O temporal que atingiu o ABC nesta terça-feira (28/12) causou estragos em todas as cidades da região, com paralisação na circulação de trens da Linha 10 – Turquesa da CPTM (Companhia Paulista de Trens Metropolitanos), que liga a região à Capital, além de oito desmoronamentos (Santo André e Mauá) e alagamento dos terminais de ônibus nas regiões centrais e de diversas vias. Os estragos estão diretamente ligados à urbanização e ao planejamento das cidades, bem como a intervenção do homem na natureza. Esses foram alguns dos apontamentos feitos pela arquiteta e urbanista, Luciana Travassos, professora de Planejamento Territorial da Universidade Federal do ABC, em entrevista ao RDtv, nesta quarta-feira (29/12).
Um dos pontos defendidos pela arquiteta é o desenvolvimento de políticas públicas integradas de habitação, drenagem, áreas verdes e políticas municipais de mudanças climáticas, junto ao planejamento da requalificação desses espaços. O desenho urbano pode colaborar para a diminuição desse problema com estruturas de drenagem e infraestrutura verde. “Em primeiro lugar, é preciso reconhecer que as inundações vão acontecer em determinados períodos e locais, dessa maneira é necessário pensar a longo prazo na reconfiguração desses pontos de alagamentos”, afirma Luciana.
Para a arquiteta, o alto investimento feito na construção dos famosos piscinões, locais que aumentam a capacidade de armazenamento de água em um local específico, possuem eficiência limitada por concentrarem a solução (e a água) em uma região específica. “Desde meados de 1850, é realizado processo de intervenção de rios, por conta da urbanização, para solucionar o problema dos esgotos e depois de drenagem. As intervenções seguem na atualidade, como é o caso do córrego da Cassaquera, em Santo André”, explica a arquiteta. A canalização do córrego Cassaquera, localizado entre a Avenida Giovanni Battista Pirelli e a Rua Fernando Costa, no Parque Gerassi, possui 1,7 km de extensão.
Há outras ações que podem ser aplicadas para minimizar os impactos das chuvas nas cidades. Travasso cita alternativas mais baratas como espaços de reservatórios menores e distribuídos ao longo das bacias e nos espaços urbanos, sem prejudicar a paisagem, bem como outras opções de pavimentação, arborização e ações de tratamento e realocação dos fundos de vale.

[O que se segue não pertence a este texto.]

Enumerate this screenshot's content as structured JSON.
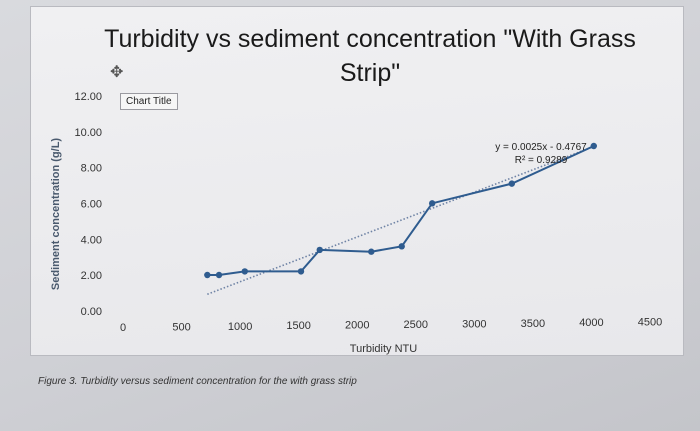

A sociedade civil também tem papel importante para a diminuição das enchentes, com ações como sistemas de captação de água nas residências e não colocar o lixo na rua fora dos horários de coleta. “Uma opção é colocar reservatórios para captar a água de calhas verticais, por exemplo. Quanto ao lixo disposto fora do horário de coleta, ele pode entupir as microdrenagens e aumentar as chances de um alagamento na via”, completa a professora.
Apesar das fortes chuvas, represas operam com 30% da capacidade
Mesmo com as fortes chuvas que assolaram as cidades do ABC nesta terça-feira (28/12), os reservatórios Rio Grande, Guarapiranga e Cantareira ainda estão com volume de armazenamento baixos, cerca de 30% da capacidade total. Para ser considerado normal, o volume de um reservatório tem de estar com pelo menos 60% de sua capacidade.
Nesta terça-feira (28/12), o ABC registrou cerca de 109 mm de precipitação, muito acima dos registros nos reservatórios, na mesma data – o braço do Rio Grande recebeu precipitação de 15 mm, a Cantareira registrou 7 mm e não houve chuvas na represa Guarapiranga. “Um dos fatores para que as chuvas não cheguem aos reservatórios está ligado ao processo de urbanização, em que as áreas urbanas formam ilhas de calor, que fazem com as nuvens de chuva precipitem fora dos locais de mananciais”, explica a arquiteta.